For many of us, the word “canoe” brings to mind the historic birch bark ones first used by First Nations peoples and later by the French-Canadian Voyageurs and fur-traders. But it is Europe that lays claim to the world’s oldest surviving canoe.
Known as the Pesse Canoe, it was discovered in the Netherlands in 1955 and has been carbon dated as being built between 8040 BCE and 7510 BCE (10,059 to 9,529 years ago). Constructed in dugout canoe style from a Scots pine log, likely using flint or antler tools, it is nearly 10 feet long and 17 inches wide. The canoe, also considered the world’s oldest boat, is now on display at Drents Museum in Assen, Netherlands.
Another of the world’s oldest canoes is the Dufuna Canoe, discovered by a cattle herdsman in northeast Nigeria while digging a well for water. Made of African mahogany and rubbed with animal fat to prevent from cracking, the dugout was carbon dated to be about 8,500 to 8,000 years old.
Others on the oldest canoe list include the 8,000-year-old dugout canoe found in Zhejiang province in east China (Asia’s oldest canoe). In Northern Europe, the oldest canoe is in Denmark, dated back 7,200 to 6,900 years ago, while in the Baltic area, Germany has dugouts dating back 7,000 to 6,000 years.

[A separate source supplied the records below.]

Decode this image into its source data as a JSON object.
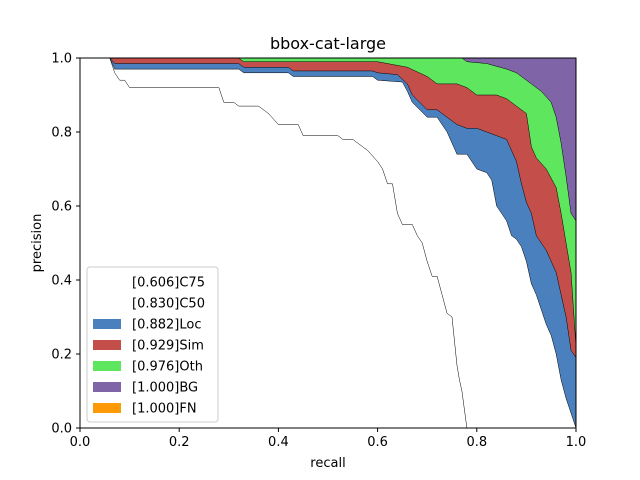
{
  "chart_data": {
    "type": "area",
    "title": "bbox-cat-large",
    "xlabel": "recall",
    "ylabel": "precision",
    "xlim": [
      0,
      1
    ],
    "ylim": [
      0,
      1
    ],
    "x_ticks": [
      "0.0",
      "0.2",
      "0.4",
      "0.6",
      "0.8",
      "1.0"
    ],
    "y_ticks": [
      "0.0",
      "0.2",
      "0.4",
      "0.6",
      "0.8",
      "1.0"
    ],
    "grid": false,
    "legend_position": "lower-left",
    "series": [
      {
        "name": "[1.000]FN",
        "color": "#fb9a06",
        "points": [
          [
            0,
            1
          ],
          [
            1,
            1
          ]
        ]
      },
      {
        "name": "[1.000]BG",
        "color": "#7f64a8",
        "points": [
          [
            0,
            1
          ],
          [
            0.78,
            1
          ],
          [
            0.99,
            1
          ],
          [
            1,
            1
          ]
        ]
      },
      {
        "name": "[0.976]Oth",
        "color": "#5fe65f",
        "points": [
          [
            0,
            1
          ],
          [
            0.06,
            1
          ],
          [
            0.77,
            1
          ],
          [
            0.78,
            0.99
          ],
          [
            0.82,
            0.985
          ],
          [
            0.86,
            0.97
          ],
          [
            0.88,
            0.96
          ],
          [
            0.9,
            0.94
          ],
          [
            0.91,
            0.93
          ],
          [
            0.93,
            0.91
          ],
          [
            0.95,
            0.88
          ],
          [
            0.96,
            0.84
          ],
          [
            0.97,
            0.77
          ],
          [
            0.98,
            0.68
          ],
          [
            0.99,
            0.58
          ],
          [
            1,
            0.56
          ]
        ]
      },
      {
        "name": "[0.929]Sim",
        "color": "#c34e4a",
        "points": [
          [
            0,
            1
          ],
          [
            0.06,
            1
          ],
          [
            0.32,
            1
          ],
          [
            0.33,
            0.99
          ],
          [
            0.6,
            0.99
          ],
          [
            0.66,
            0.975
          ],
          [
            0.7,
            0.95
          ],
          [
            0.72,
            0.93
          ],
          [
            0.76,
            0.93
          ],
          [
            0.78,
            0.92
          ],
          [
            0.8,
            0.9
          ],
          [
            0.84,
            0.9
          ],
          [
            0.86,
            0.89
          ],
          [
            0.88,
            0.87
          ],
          [
            0.9,
            0.85
          ],
          [
            0.91,
            0.76
          ],
          [
            0.92,
            0.73
          ],
          [
            0.94,
            0.7
          ],
          [
            0.96,
            0.65
          ],
          [
            0.97,
            0.58
          ],
          [
            0.98,
            0.5
          ],
          [
            0.99,
            0.42
          ],
          [
            1,
            0.22
          ]
        ]
      },
      {
        "name": "[0.882]Loc",
        "color": "#4a80bd",
        "points": [
          [
            0,
            1
          ],
          [
            0.06,
            1
          ],
          [
            0.07,
            0.985
          ],
          [
            0.32,
            0.985
          ],
          [
            0.33,
            0.975
          ],
          [
            0.42,
            0.975
          ],
          [
            0.43,
            0.965
          ],
          [
            0.59,
            0.965
          ],
          [
            0.6,
            0.96
          ],
          [
            0.64,
            0.955
          ],
          [
            0.66,
            0.93
          ],
          [
            0.67,
            0.9
          ],
          [
            0.7,
            0.86
          ],
          [
            0.72,
            0.86
          ],
          [
            0.74,
            0.84
          ],
          [
            0.76,
            0.82
          ],
          [
            0.78,
            0.81
          ],
          [
            0.8,
            0.81
          ],
          [
            0.82,
            0.8
          ],
          [
            0.84,
            0.79
          ],
          [
            0.86,
            0.78
          ],
          [
            0.88,
            0.72
          ],
          [
            0.89,
            0.66
          ],
          [
            0.9,
            0.61
          ],
          [
            0.91,
            0.58
          ],
          [
            0.92,
            0.52
          ],
          [
            0.94,
            0.48
          ],
          [
            0.96,
            0.42
          ],
          [
            0.97,
            0.36
          ],
          [
            0.98,
            0.3
          ],
          [
            0.99,
            0.21
          ],
          [
            1,
            0.19
          ]
        ]
      },
      {
        "name": "[0.830]C50",
        "color": "#ffffff",
        "points": [
          [
            0,
            1
          ],
          [
            0.06,
            1
          ],
          [
            0.07,
            0.97
          ],
          [
            0.32,
            0.97
          ],
          [
            0.33,
            0.96
          ],
          [
            0.42,
            0.96
          ],
          [
            0.43,
            0.95
          ],
          [
            0.59,
            0.95
          ],
          [
            0.6,
            0.94
          ],
          [
            0.65,
            0.935
          ],
          [
            0.66,
            0.91
          ],
          [
            0.67,
            0.88
          ],
          [
            0.7,
            0.84
          ],
          [
            0.72,
            0.84
          ],
          [
            0.74,
            0.8
          ],
          [
            0.75,
            0.77
          ],
          [
            0.76,
            0.74
          ],
          [
            0.78,
            0.74
          ],
          [
            0.8,
            0.7
          ],
          [
            0.82,
            0.69
          ],
          [
            0.83,
            0.67
          ],
          [
            0.84,
            0.6
          ],
          [
            0.86,
            0.56
          ],
          [
            0.87,
            0.52
          ],
          [
            0.88,
            0.51
          ],
          [
            0.89,
            0.49
          ],
          [
            0.9,
            0.45
          ],
          [
            0.91,
            0.39
          ],
          [
            0.92,
            0.36
          ],
          [
            0.93,
            0.32
          ],
          [
            0.94,
            0.28
          ],
          [
            0.95,
            0.25
          ],
          [
            0.96,
            0.2
          ],
          [
            0.97,
            0.13
          ],
          [
            0.98,
            0.08
          ],
          [
            0.99,
            0.04
          ],
          [
            1,
            0.0
          ]
        ]
      },
      {
        "name": "[0.606]C75",
        "color": "#ffffff",
        "points": [
          [
            0,
            1
          ],
          [
            0.06,
            1
          ],
          [
            0.07,
            0.96
          ],
          [
            0.08,
            0.94
          ],
          [
            0.09,
            0.94
          ],
          [
            0.1,
            0.92
          ],
          [
            0.28,
            0.92
          ],
          [
            0.29,
            0.88
          ],
          [
            0.31,
            0.88
          ],
          [
            0.32,
            0.87
          ],
          [
            0.36,
            0.87
          ],
          [
            0.38,
            0.85
          ],
          [
            0.4,
            0.82
          ],
          [
            0.44,
            0.82
          ],
          [
            0.45,
            0.79
          ],
          [
            0.52,
            0.79
          ],
          [
            0.53,
            0.78
          ],
          [
            0.55,
            0.78
          ],
          [
            0.56,
            0.77
          ],
          [
            0.58,
            0.75
          ],
          [
            0.6,
            0.72
          ],
          [
            0.61,
            0.7
          ],
          [
            0.62,
            0.66
          ],
          [
            0.63,
            0.66
          ],
          [
            0.64,
            0.58
          ],
          [
            0.65,
            0.55
          ],
          [
            0.67,
            0.55
          ],
          [
            0.68,
            0.52
          ],
          [
            0.69,
            0.5
          ],
          [
            0.7,
            0.45
          ],
          [
            0.71,
            0.41
          ],
          [
            0.72,
            0.41
          ],
          [
            0.73,
            0.36
          ],
          [
            0.74,
            0.31
          ],
          [
            0.75,
            0.3
          ],
          [
            0.76,
            0.17
          ],
          [
            0.765,
            0.13
          ],
          [
            0.77,
            0.1
          ],
          [
            0.78,
            0.0
          ]
        ]
      }
    ],
    "legend": [
      {
        "label": "[0.606]C75",
        "color": "#ffffff"
      },
      {
        "label": "[0.830]C50",
        "color": "#ffffff"
      },
      {
        "label": "[0.882]Loc",
        "color": "#4a80bd"
      },
      {
        "label": "[0.929]Sim",
        "color": "#c34e4a"
      },
      {
        "label": "[0.976]Oth",
        "color": "#5fe65f"
      },
      {
        "label": "[1.000]BG",
        "color": "#7f64a8"
      },
      {
        "label": "[1.000]FN",
        "color": "#fb9a06"
      }
    ]
  }
}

Over here in North America, it is Florida that holds the title to having the world’s largest concentration of ancient canoes, the oldest dugout being about 7,000 years old. According to the Florida Museum, there are almost 400 recorded dugouts over 235 sites, ranging up to 27 feet long. Most were crafted from pine or cypress using stone or shell tools in the pre-contact era. An amazing rare find happened 19 years ago when 101 dugouts, most 5,000 to 3,000 years old, were found in Newnan’s Lake near Gainesville; after documentation and carbon-dating 53 canoes, all were reburied in the lake bottom.
In the Great Lakes region, the oldest dugout was found in Lake Mary, Wisconsin and dated around 2,000 years. Up here in our Northern Wilds country, Minnesota’s oldest is a 1,000-year-old dugout discovered in Lake Minnetonka and now on display at the West Hennepin County Pioneer Association.

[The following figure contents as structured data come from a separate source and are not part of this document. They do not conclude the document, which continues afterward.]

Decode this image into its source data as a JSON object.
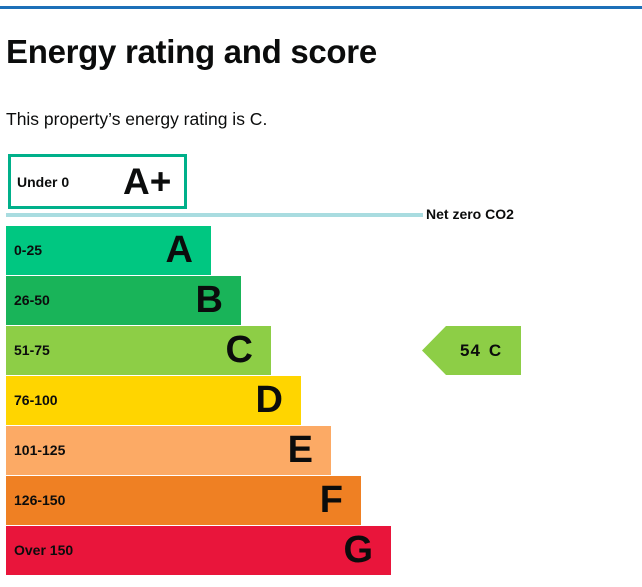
{
  "page": {
    "heading": "Energy rating and score",
    "intro": "This property’s energy rating is C."
  },
  "colors": {
    "top_rule": "#1d70b8",
    "net_zero_line": "#a9dce0",
    "aplus_border": "#00b08a"
  },
  "aplus": {
    "range": "Under 0",
    "letter": "A+"
  },
  "net_zero": {
    "label": "Net zero CO2"
  },
  "bands": [
    {
      "range": "0-25",
      "letter": "A",
      "color": "#00c781"
    },
    {
      "range": "26-50",
      "letter": "B",
      "color": "#19b459"
    },
    {
      "range": "51-75",
      "letter": "C",
      "color": "#8dce46"
    },
    {
      "range": "76-100",
      "letter": "D",
      "color": "#ffd500"
    },
    {
      "range": "101-125",
      "letter": "E",
      "color": "#fcaa65"
    },
    {
      "range": "126-150",
      "letter": "F",
      "color": "#ef8023"
    },
    {
      "range": "Over 150",
      "letter": "G",
      "color": "#e9153b"
    }
  ],
  "current_rating": {
    "score": "54",
    "letter": "C",
    "color": "#8dce46"
  }
}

But what about the birch bark canoes?
Well, two of the world’s oldest birch bark canoes, both over 220 years old, are linked to British soldiers, and housed in museums in Maine and Ontario.

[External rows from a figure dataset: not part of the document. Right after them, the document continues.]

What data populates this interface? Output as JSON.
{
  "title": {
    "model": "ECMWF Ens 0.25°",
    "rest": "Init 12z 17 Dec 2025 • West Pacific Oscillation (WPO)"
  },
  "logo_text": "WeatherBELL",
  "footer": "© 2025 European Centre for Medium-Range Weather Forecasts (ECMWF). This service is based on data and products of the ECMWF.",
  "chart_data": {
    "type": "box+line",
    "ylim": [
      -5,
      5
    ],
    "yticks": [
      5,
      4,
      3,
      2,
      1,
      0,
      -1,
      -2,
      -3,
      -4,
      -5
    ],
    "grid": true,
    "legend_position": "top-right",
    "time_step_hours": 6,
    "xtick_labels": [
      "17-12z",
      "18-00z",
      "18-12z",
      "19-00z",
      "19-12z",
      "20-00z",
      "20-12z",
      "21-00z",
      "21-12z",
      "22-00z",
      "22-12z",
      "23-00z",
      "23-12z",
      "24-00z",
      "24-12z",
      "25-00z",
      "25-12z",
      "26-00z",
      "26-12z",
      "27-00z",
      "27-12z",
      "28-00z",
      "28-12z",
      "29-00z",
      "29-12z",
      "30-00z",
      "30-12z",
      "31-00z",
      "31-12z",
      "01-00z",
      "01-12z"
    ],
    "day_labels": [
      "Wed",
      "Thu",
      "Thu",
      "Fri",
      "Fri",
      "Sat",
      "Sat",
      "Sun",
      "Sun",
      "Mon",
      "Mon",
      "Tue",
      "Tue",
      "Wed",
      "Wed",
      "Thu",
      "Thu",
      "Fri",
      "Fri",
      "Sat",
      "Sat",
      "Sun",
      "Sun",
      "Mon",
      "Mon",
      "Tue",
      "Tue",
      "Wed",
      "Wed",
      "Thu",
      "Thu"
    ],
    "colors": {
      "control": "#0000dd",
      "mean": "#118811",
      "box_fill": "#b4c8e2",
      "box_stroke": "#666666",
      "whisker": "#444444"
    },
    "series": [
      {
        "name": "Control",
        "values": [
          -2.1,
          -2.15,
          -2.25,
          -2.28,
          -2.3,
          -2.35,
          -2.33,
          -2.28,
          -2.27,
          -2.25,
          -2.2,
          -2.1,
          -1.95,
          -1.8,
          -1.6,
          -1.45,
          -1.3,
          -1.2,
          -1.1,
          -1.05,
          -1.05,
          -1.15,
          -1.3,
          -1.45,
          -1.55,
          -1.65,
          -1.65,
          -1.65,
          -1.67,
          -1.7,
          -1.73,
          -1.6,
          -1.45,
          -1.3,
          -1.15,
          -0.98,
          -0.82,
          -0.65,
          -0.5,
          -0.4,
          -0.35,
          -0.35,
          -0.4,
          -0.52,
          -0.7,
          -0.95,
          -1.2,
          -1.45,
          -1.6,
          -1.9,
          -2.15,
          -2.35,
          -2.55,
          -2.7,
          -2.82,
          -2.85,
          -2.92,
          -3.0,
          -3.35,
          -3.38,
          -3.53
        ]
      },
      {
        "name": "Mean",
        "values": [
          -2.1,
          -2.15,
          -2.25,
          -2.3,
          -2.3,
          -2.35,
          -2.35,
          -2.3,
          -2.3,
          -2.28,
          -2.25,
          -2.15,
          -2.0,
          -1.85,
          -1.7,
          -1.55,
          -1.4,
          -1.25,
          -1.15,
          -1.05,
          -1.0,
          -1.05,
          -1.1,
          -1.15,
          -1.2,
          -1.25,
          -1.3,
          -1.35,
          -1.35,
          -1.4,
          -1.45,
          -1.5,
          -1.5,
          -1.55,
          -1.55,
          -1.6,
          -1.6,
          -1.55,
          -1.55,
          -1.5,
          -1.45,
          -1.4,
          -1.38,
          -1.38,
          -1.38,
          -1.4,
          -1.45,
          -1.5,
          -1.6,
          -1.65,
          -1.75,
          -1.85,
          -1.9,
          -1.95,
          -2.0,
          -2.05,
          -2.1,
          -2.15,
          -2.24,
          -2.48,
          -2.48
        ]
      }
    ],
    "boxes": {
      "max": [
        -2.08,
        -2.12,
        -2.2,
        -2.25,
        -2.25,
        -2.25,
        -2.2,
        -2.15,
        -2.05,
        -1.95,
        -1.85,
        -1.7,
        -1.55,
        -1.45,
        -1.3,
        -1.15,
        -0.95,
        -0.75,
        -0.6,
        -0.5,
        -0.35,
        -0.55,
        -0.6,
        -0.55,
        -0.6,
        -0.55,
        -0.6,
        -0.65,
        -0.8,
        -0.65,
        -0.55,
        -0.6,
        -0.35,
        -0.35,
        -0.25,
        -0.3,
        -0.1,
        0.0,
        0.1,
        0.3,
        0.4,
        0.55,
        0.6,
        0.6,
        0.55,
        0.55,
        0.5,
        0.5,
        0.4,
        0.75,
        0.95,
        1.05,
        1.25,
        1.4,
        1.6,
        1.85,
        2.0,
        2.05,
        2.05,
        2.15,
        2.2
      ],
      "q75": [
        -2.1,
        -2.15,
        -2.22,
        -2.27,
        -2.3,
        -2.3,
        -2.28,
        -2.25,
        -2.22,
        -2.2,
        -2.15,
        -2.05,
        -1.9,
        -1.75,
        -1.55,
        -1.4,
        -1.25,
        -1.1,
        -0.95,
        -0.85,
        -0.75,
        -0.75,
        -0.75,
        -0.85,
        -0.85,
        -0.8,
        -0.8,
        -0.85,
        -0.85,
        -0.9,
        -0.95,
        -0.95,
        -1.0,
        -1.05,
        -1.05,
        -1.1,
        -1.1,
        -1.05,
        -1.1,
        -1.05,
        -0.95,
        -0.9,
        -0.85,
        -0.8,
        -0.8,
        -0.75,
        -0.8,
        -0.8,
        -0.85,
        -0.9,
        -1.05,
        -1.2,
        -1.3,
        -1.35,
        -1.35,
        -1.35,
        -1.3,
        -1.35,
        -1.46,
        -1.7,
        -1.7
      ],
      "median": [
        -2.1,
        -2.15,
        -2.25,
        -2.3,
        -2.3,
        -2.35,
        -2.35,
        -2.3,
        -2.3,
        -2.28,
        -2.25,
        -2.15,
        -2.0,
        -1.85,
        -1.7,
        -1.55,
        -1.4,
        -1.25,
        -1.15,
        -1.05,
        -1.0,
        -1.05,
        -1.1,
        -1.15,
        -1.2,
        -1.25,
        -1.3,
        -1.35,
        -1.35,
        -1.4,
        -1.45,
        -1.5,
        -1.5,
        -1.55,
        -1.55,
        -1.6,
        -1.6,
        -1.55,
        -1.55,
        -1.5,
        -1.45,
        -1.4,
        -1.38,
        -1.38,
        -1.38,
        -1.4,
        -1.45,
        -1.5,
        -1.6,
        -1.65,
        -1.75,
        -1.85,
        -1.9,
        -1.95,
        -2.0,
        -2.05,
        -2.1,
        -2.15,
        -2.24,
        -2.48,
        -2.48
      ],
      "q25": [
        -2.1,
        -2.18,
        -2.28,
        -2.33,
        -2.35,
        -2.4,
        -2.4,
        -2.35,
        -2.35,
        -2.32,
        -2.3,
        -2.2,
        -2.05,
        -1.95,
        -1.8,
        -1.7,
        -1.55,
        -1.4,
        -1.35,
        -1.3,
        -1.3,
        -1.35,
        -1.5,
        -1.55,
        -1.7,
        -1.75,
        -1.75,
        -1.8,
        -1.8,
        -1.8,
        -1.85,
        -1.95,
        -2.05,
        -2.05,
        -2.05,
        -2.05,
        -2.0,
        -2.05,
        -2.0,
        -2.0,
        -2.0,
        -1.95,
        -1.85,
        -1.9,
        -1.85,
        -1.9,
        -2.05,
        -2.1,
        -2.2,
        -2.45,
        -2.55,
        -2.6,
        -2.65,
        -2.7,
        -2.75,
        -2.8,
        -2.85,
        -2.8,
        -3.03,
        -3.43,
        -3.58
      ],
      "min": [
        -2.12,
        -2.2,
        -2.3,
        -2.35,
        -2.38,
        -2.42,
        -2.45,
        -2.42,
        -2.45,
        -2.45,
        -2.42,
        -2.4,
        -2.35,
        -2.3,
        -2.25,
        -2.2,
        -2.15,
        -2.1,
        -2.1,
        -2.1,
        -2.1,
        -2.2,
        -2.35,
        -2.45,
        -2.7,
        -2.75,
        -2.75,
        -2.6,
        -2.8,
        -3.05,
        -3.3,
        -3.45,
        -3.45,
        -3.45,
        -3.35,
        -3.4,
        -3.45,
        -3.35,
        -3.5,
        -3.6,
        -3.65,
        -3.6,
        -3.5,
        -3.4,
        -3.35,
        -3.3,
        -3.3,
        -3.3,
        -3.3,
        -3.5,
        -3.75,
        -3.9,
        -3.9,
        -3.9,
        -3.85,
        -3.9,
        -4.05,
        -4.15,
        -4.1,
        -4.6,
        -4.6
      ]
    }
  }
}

The world’s oldest birch bark canoe is the Wabanaki Canoe, now on display in a museum in Brunswick, Maine. Built in the mid-1700s by people of the Wabanaki Confederacy, the 269-year-old canoe is 16.5 feet in length, built without nails or fastenings and has a stem strip made of tanned deer. As the story goes, a Maine sea captain received the canoe as a gift from the Wabanaki. In 1889, his family donated to the Pejepskot Historical Society. For decades it was stored in a barn before placed in the Pejepskot Museum and Research Centre.
The second oldest birch bark canoe—or rather its remains—is at least 231 years old and on display at the Canadian Canoe Museum in Peterborough, Ontario which houses the world’s largest collection of canoes and kayaks, numbering more than 600.
The birch bark canoe is almost 20-feet-long, with ribs poking out from the sides and a frame that is mostly disintegrated. Built in Canada in the 1700s and donated to the museum by its British owners in 2012, its exact origin and which First Nation created the canoe remain somewhat of a mystery, though it is believed to have been constructed near Quebec City. According to family lore, the canoe was owned by British soldier Lt. John Enys, who had arrived in 1776 in Quebec to defend Quebec City during the American War of Independence. When he finally returned to his home in Cornwall, England in 1788, the canoe came, too.
Speaking of the Canadian Canoe Museum, there’s a cool direct link with the Thunder Bay area. Apparently, the museum’s distinctive logo of a canoe and paddlers comes from the canoe pictograph found at Pictured Lake, located near Thunder Bay.
Did you know that Ely has the title of Canoe Capital of the World and is home to the Minnesota Canoe Museum? While a permanent facility is in the planning stages, in an article in the Star Tribune, journalist Scott Stowell writes the “organization’s vision includes showcasing historic birch bark, wood-canvas and cedar-strip canoes,” as well as canoe-related exhibits.
The museum’s current three canoes all have unique stories: the Arrowhead Journey birch bark canoe (made a 1,000-mile journey around perimeter of Arrowhead in 2009), the Mando racing canoe (cedar, ash and painted canvas built by Ontario’s Peterborough Canoe Co.) and the Detroit-to-Moscow Canoe (attempt to paddle from Detroit west to Moscow in time for 1980 Summer Olympics; ended in Lake of the Woods).
Should be noted that in addition to Ely, both Peterborough, Ontario and Eminence, Missouri claim to be the “Canoe Capital of the World,” while Atikokan in Northwestern Ontario promotes itself as the “Canoeing Capital of Canada.”